The state of Pennsylvania is set to execute Terrance Williams on Oct. 3. In January of 1984, at age 17, Williams stabbed to death 50-year-old Herbert Hamilton of West Philadelphia. That June, a few months after Williams turned 18, he beat Amos Norwood, 56, to death with a tire iron and set fire to the body. Williams was convicted of third-degree murder for killing Hamilton and murder in the first degree for killing Norwood.

But circumstances around the killings might give pause to even a fervent capital-punishment supporter: Both Norwood and Hamilton, according to a clemency petition submitted by Williams’ lawyers, sexually abused the teenager, who suffered his first rape at age 6. The petition alleges that Norwood, a man in charge of altar boys at St. Luke’s Episcopal Church in Germantown, had violently raped Williams the night before he took revenge, and that Hamilton attempted to force Williams to pose for nude photos before Williams stabbed him to death. The petition lays out a heartrending story: Williams was safe nowhere during his childhood. A middle-school teacher raped him. At home, his mother and stepfather meted out frequent, severe beatings. Sent to juvenile detention for burglary at age 16, he was raped by two older boys. No one helped him. He tried to live a normal life, dating and playing sports. Alone, he used a knife to cut his skin until it bled.

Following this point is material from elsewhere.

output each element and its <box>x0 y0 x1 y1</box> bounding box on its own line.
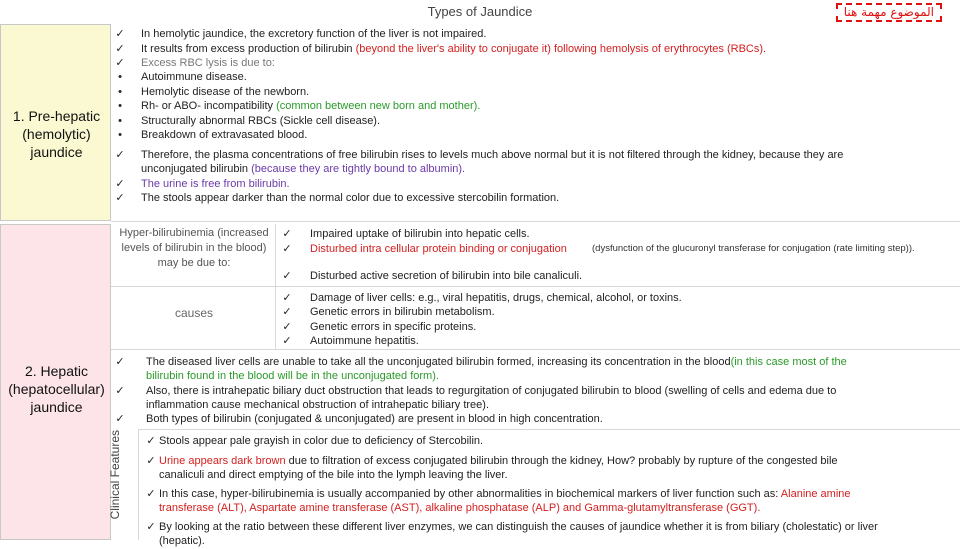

The jury that sentenced Williams never heard about any of this, thanks to flawed legal representation. Several jurors have since said that they would not have voted for death if they had known.

Pennsylvania has not executed a prisoner in 13 years, and it is astonishing that Gov. Tom Corbett might execute Williams, especially given the public fury over sexual abuses by Penn State football coach Jerry Sandusky and by Philly Catholic priests. Norwood and Hamilton did not deserve to be killed for their alleged crimes, but neither does Williams. The Pennsylvania Board of Pardons, Philly District Attorney Seth Williams and Corbett should heed the growing call to investigate commuting Williams’ sentence to life without possibility of parole. Corbett has expressed a desire to downsize our bloated prison state, which eagerly punishes those shaped by social and personal evils while doing little to rehabilitate them. He should take this chance to make a down payment on his pledge for reform; even Norwood’s widow wants him to. And if Williams’ story is true and he’s no longer a threat, he should be released from prison: He’s suffered enough.